さっきの授業での出来事も合わせて噂話をしている令嬢も。
完璧な”ヒロイン”みたいなアデリナ様だからこそ、様子が違った時に話題が大きくなりやすいのかな。
その噂話がボクの耳に刺さっていくように入ってくる。
噂話にはボクの名前は入っていなかった。
なのに、まるでボクがアデリナ様を追い詰めたみたいに聞こえて、胸の奥がじわりと痛くなった。
「アデリナ様、昨日みたいになっていないかな……」
鏡の前で弱々しくなっていたあの姿。
でも、昨日よりも弱々しいのかもしれない。
「でもポラリスさんが見に行ったら、さらに辛いことになるかも」
「ボクが……」
ロランスの話を聞いて、もどかしい感じになった。
でも辛いことになったら、ボクだって同じになるかもしれない。
「ポラリス、彼女に気を取られすぎてはなりませんわ」
丁度帰ろうとしていたゼナイド様と出会った。
胸の前で半分開いた扇子を持っている。
「ゼナイド様……」
「アデリナ嬢は、今日の自分を誰よりも許せないはずですわ」
思い浮かべるように、ゼナイド様はアデリナ様のことを話している。
そして扇子で自身の肩を叩いていた。
「とりあえず、距離を取るのが賢明ですわ。
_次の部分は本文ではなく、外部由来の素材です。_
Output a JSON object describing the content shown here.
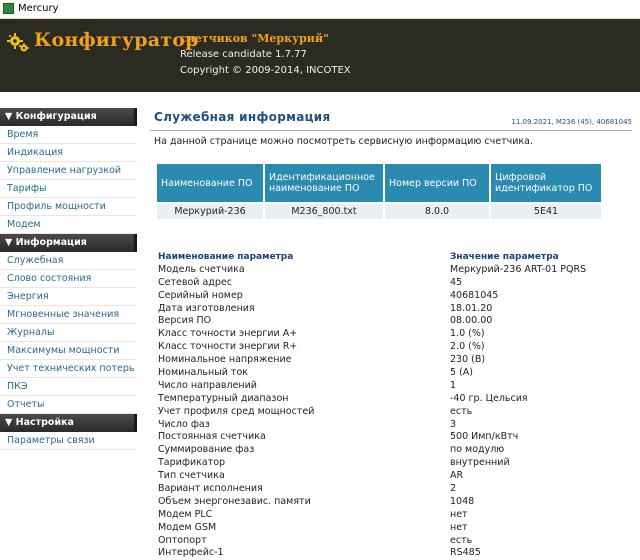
{
  "window": {
    "title": "Mercury",
    "icon": "app-icon"
  },
  "header": {
    "brand": "Конфигуратор",
    "subtitle": "счетчиков \"Меркурий\"",
    "release": "Release candidate 1.7.77",
    "copyright": "Copyright © 2009-2014, INCOTEX",
    "logo_icon": "gear-icon",
    "colors": {
      "band": "#2b2b22",
      "brand": "#f0a020"
    }
  },
  "sidebar": {
    "sections": [
      {
        "title": "▼ Конфигурация",
        "items": [
          "Время",
          "Индикация",
          "Управление нагрузкой",
          "Тарифы",
          "Профиль мощности",
          "Модем"
        ]
      },
      {
        "title": "▼ Информация",
        "items": [
          "Служебная",
          "Слово состояния",
          "Энергия",
          "Мгновенные значения",
          "Журналы",
          "Максимумы мощности",
          "Учет технических потерь",
          "ПКЭ",
          "Отчеты"
        ]
      },
      {
        "title": "▼ Настройка",
        "items": [
          "Параметры связи"
        ]
      }
    ]
  },
  "main": {
    "title": "Служебная информация",
    "meta": "11.09.2021, M236 (45), 40681045",
    "intro": "На данной странице можно посмотреть сервисную информацию счетчика.",
    "software_table": {
      "headers": [
        "Наименование ПО",
        "Идентификационное наименование ПО",
        "Номер версии ПО",
        "Цифровой идентификатор ПО"
      ],
      "row": [
        "Меркурий-236",
        "M236_800.txt",
        "8.0.0",
        "5E41"
      ]
    },
    "params_header": {
      "name": "Наименование параметра",
      "value": "Значение параметра"
    },
    "params": [
      [
        "Модель счетчика",
        "Меркурий-236 ART-01 PQRS"
      ],
      [
        "Сетевой адрес",
        "45"
      ],
      [
        "Серийный номер",
        "40681045"
      ],
      [
        "Дата изготовления",
        "18.01.20"
      ],
      [
        "Версия ПО",
        "08.00.00"
      ],
      [
        "Класс точности энергии A+",
        "1.0 (%)"
      ],
      [
        "Класс точности энергии R+",
        "2.0 (%)"
      ],
      [
        "Номинальное напряжение",
        "230 (В)"
      ],
      [
        "Номинальный ток",
        "5 (А)"
      ],
      [
        "Число направлений",
        "1"
      ],
      [
        "Температурный диапазон",
        "-40 гр. Цельсия"
      ],
      [
        "Учет профиля сред мощностей",
        "есть"
      ],
      [
        "Число фаз",
        "3"
      ],
      [
        "Постоянная счетчика",
        "500 Имп/кВтч"
      ],
      [
        "Суммирование фаз",
        "по модулю"
      ],
      [
        "Тарификатор",
        "внутренний"
      ],
      [
        "Тип счетчика",
        "AR"
      ],
      [
        "Вариант исполнения",
        "2"
      ],
      [
        "Объем энергонезавис. памяти",
        "1048"
      ],
      [
        "Модем PLC",
        "нет"
      ],
      [
        "Модем GSM",
        "нет"
      ],
      [
        "Оптопорт",
        "есть"
      ],
      [
        "Интерфейс-1",
        "RS485"
      ]
    ]
  }
}
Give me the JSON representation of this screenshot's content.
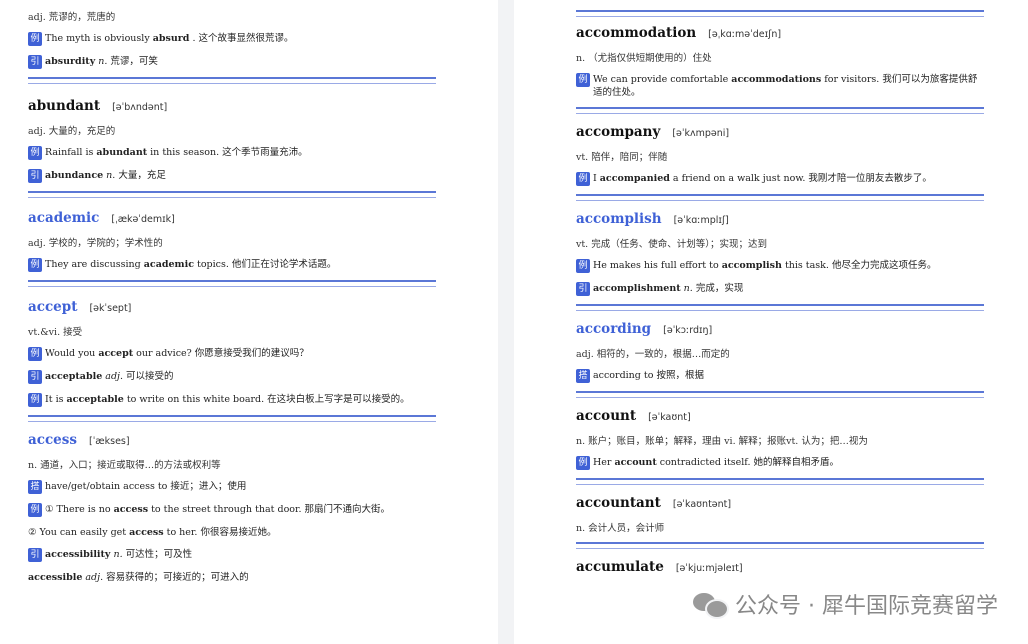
{
  "left": {
    "top_def": "adj. 荒谬的，荒唐的",
    "top_ex": {
      "tag": "例",
      "pre": "The myth is obviously ",
      "bold": "absurd",
      "post": " . 这个故事显然很荒谬。"
    },
    "top_der": {
      "tag": "引",
      "bold": "absurdity",
      "pos": " n.",
      "post": " 荒谬，可笑"
    },
    "abundant": {
      "word": "abundant",
      "ipa": "[əˈbʌndənt]",
      "def": "adj. 大量的，充足的",
      "ex": {
        "tag": "例",
        "pre": "Rainfall is ",
        "bold": "abundant",
        "post": " in this season. 这个季节雨量充沛。"
      },
      "der": {
        "tag": "引",
        "bold": "abundance",
        "pos": " n.",
        "post": " 大量，充足"
      }
    },
    "academic": {
      "word": "academic",
      "ipa": "[ˌækəˈdemɪk]",
      "def": "adj. 学校的，学院的；学术性的",
      "ex": {
        "tag": "例",
        "pre": "They are discussing ",
        "bold": "academic",
        "post": " topics. 他们正在讨论学术话题。"
      }
    },
    "accept": {
      "word": "accept",
      "ipa": "[əkˈsept]",
      "def": "vt.&vi. 接受",
      "ex": {
        "tag": "例",
        "pre": "Would you ",
        "bold": "accept",
        "post": " our advice? 你愿意接受我们的建议吗？"
      },
      "der": {
        "tag": "引",
        "bold": "acceptable",
        "pos": " adj.",
        "post": " 可以接受的"
      },
      "ex2": {
        "tag": "例",
        "pre": "It is ",
        "bold": "acceptable",
        "post": " to write on this white board. 在这块白板上写字是可以接受的。"
      }
    },
    "access": {
      "word": "access",
      "ipa": "[ˈækses]",
      "def": "n. 通道，入口；接近或取得…的方法或权利等",
      "col": {
        "tag": "搭",
        "text": "have/get/obtain access to 接近；进入；使用"
      },
      "ex": {
        "tag": "例",
        "pre": "① There is no ",
        "bold": "access",
        "post": " to the street through that door. 那扇门不通向大街。"
      },
      "ex_b": {
        "pre": "② You can easily get ",
        "bold": "access",
        "post": " to her. 你很容易接近她。"
      },
      "der": {
        "tag": "引",
        "bold": "accessibility",
        "pos": " n.",
        "post": " 可达性；可及性"
      },
      "der2": {
        "bold": "accessible",
        "pos": " adj.",
        "post": " 容易获得的；可接近的；可进入的"
      }
    }
  },
  "right": {
    "accommodation": {
      "word": "accommodation",
      "ipa": "[əˌkɑːməˈdeɪʃn]",
      "def": "n. （尤指仅供短期使用的）住处",
      "ex": {
        "tag": "例",
        "pre": "We can provide comfortable ",
        "bold": "accommodations",
        "post": " for visitors. 我们可以为旅客提供舒适的住处。"
      }
    },
    "accompany": {
      "word": "accompany",
      "ipa": "[əˈkʌmpəni]",
      "def": "vt. 陪伴，陪同；伴随",
      "ex": {
        "tag": "例",
        "pre": "I ",
        "bold": "accompanied",
        "post": " a friend on a walk just now. 我刚才陪一位朋友去散步了。"
      }
    },
    "accomplish": {
      "word": "accomplish",
      "ipa": "[əˈkɑːmplɪʃ]",
      "def": "vt. 完成（任务、使命、计划等）；实现；达到",
      "ex": {
        "tag": "例",
        "pre": "He makes his full effort to ",
        "bold": "accomplish",
        "post": " this task. 他尽全力完成这项任务。"
      },
      "der": {
        "tag": "引",
        "bold": "accomplishment",
        "pos": " n.",
        "post": " 完成，实现"
      }
    },
    "according": {
      "word": "according",
      "ipa": "[əˈkɔːrdɪŋ]",
      "def": "adj. 相符的，一致的，根据…而定的",
      "col": {
        "tag": "搭",
        "text": "according to 按照，根据"
      }
    },
    "account": {
      "word": "account",
      "ipa": "[əˈkaʊnt]",
      "def": "n. 账户；账目，账单；解释，理由 vi. 解释；报账vt. 认为；把…视为",
      "ex": {
        "tag": "例",
        "pre": "Her ",
        "bold": "account",
        "post": " contradicted itself. 她的解释自相矛盾。"
      }
    },
    "accountant": {
      "word": "accountant",
      "ipa": "[əˈkaʊntənt]",
      "def": "n. 会计人员，会计师"
    },
    "accumulate": {
      "word": "accumulate",
      "ipa": "[əˈkjuːmjəleɪt]"
    }
  },
  "watermark": "公众号 · 犀牛国际竞赛留学"
}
今の彼女には……刃にもなり得ますもの」
神妙な表情をして、ゼナイド様はボクに話していく。
それをボクは頷くしか出来なかった。
「……わたくしも心配ですのよ。ただ、今の彼女に手を伸ばすのはーーかえって毒ですわ」
冷静だけれども、ゼナイド様の言葉には嘘が無かった。
「ポラリスもロランスも、今日は休みなさいな。特にロランスは落ち着かせなさいな」
徐々にボク達に話していくゼナイド様の言葉が柔らかくなっていった。
ボク達を気遣うように。
「そうだよね……」
「ゼナイド様お気遣い、感謝します」
それを聞いたゼナイド様は微笑みながら、ゆっくりと扇子を閉じた。
「さあ、夕食が遅れますわよ」
ボク達は夕焼けが見える校舎を出ていって、寄宿舎に戻っていく。
寄宿舎に戻って、食堂へ向かった。
スプーンの音だけが寄宿舎の食堂に響く。
今日の煮込みが中心の夕食は、いつも通り食べることはできたけれども、アデリナ様はやってこなかった。
いつもなら賑やかなテーブルも、令嬢達は昨日よりもいるのに昨日よりも静かに感じた。
アデリナ様が来ないだけで、こんなにも空気は変わるんだ……
そう思うと、胸がきゅっと締め付けられた。